As a data scientist who has been munging data and building machine learning models in tools like R, Python and other software(s) (open source and proprietary), I had always longed for a world without technical limitations. A world which would allow me to create data structures (data scientists usually call them vectors, matrices or dataframes) of virtually any size (i.e. big), manipulate them, and use them in machine learning models. A world where I can do all these fancy things without having to worry about whether I can fit them in memory; without having to wait for hours on end for my computations to finish (data scientists are an impatient breed) and without needing to write lots of code to merely compute a dot product between two vectors.
The seeds of my data science utopia were sown many years ago with the advent of Apache Hadoop and the MapReduce programming model. It solved the problem of storing and processing large amounts of data. A few years later, Apache Mahout was developed on top of MapReduce which provided implementations of machine learning algorithms. It all seemed too good to be true.
However IMHO, MapReduce as good as it is for lots of data processing workloads and use-cases, it didn’t seem to be best suited for data scientists. Its lack of interactive data analysis capability, coupled with the need to write very verbose mappers and reducers in Java (or in other languages using Hadoop Streaming) was never going to be liked by the Data Science community. This didn’t mean that the dream was over……..Apache Spark came to the rescue!!

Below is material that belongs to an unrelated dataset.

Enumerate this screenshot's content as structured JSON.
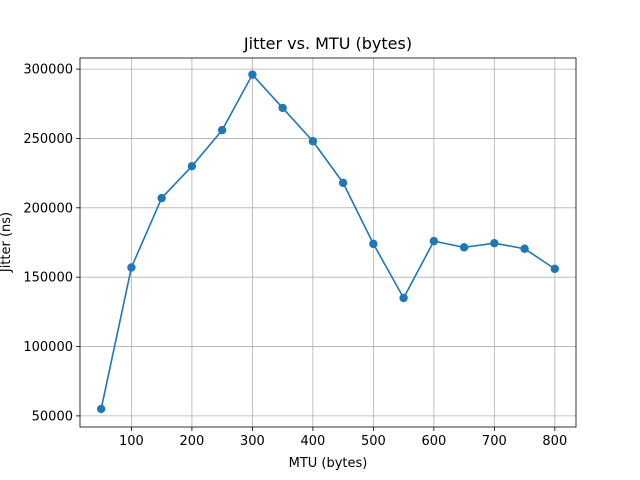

For the uninitiated, Apache Spark is an in-memory, distributed, data processing engine, designed to run on top of distributed storage systems like HDFS. As a data scientist, Spark whets my appetite for a number of reasons.
To me, speed of analysis matters. It’s no good if you have to wait for hours to get results of a correlation matrix just to forget why you ran it in the first place. The ability to do train-of-thought analysis interactively on large volumes of data is one of the most important features that distinguishes Apache Spark from other data processing engines.

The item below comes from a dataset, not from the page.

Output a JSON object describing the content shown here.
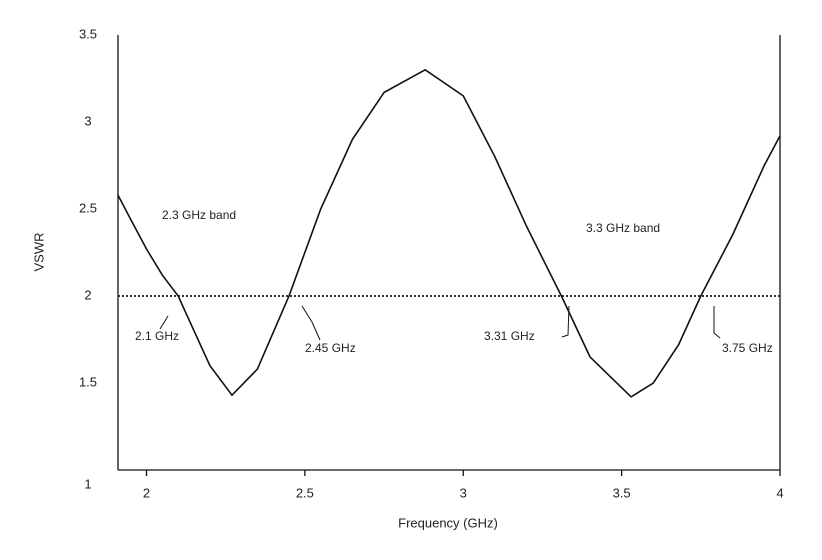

The ability to write succinct code to accomplish data science tasks was never the forte of MapReduce jobs. Spark has nailed this with its high-level API in Scala and Python (a widely used scripting language in the data science community). Add to this, its MLlib package which provides implementations for a number of feature extraction and machine learning techniques.
Finally, Spark processes big data. Don’t think I need to say more on this other than, in my view (with a few ifs and buts), more data beats clever algorithms. Maybe more on this in a different post.
As is the case with most things in life, every technology goes through it's peaks and troughs. For now, those data scientists who dream of a similar utopia, will find in Spark a much needed ray of hope…..Welcome to Sparkling Land.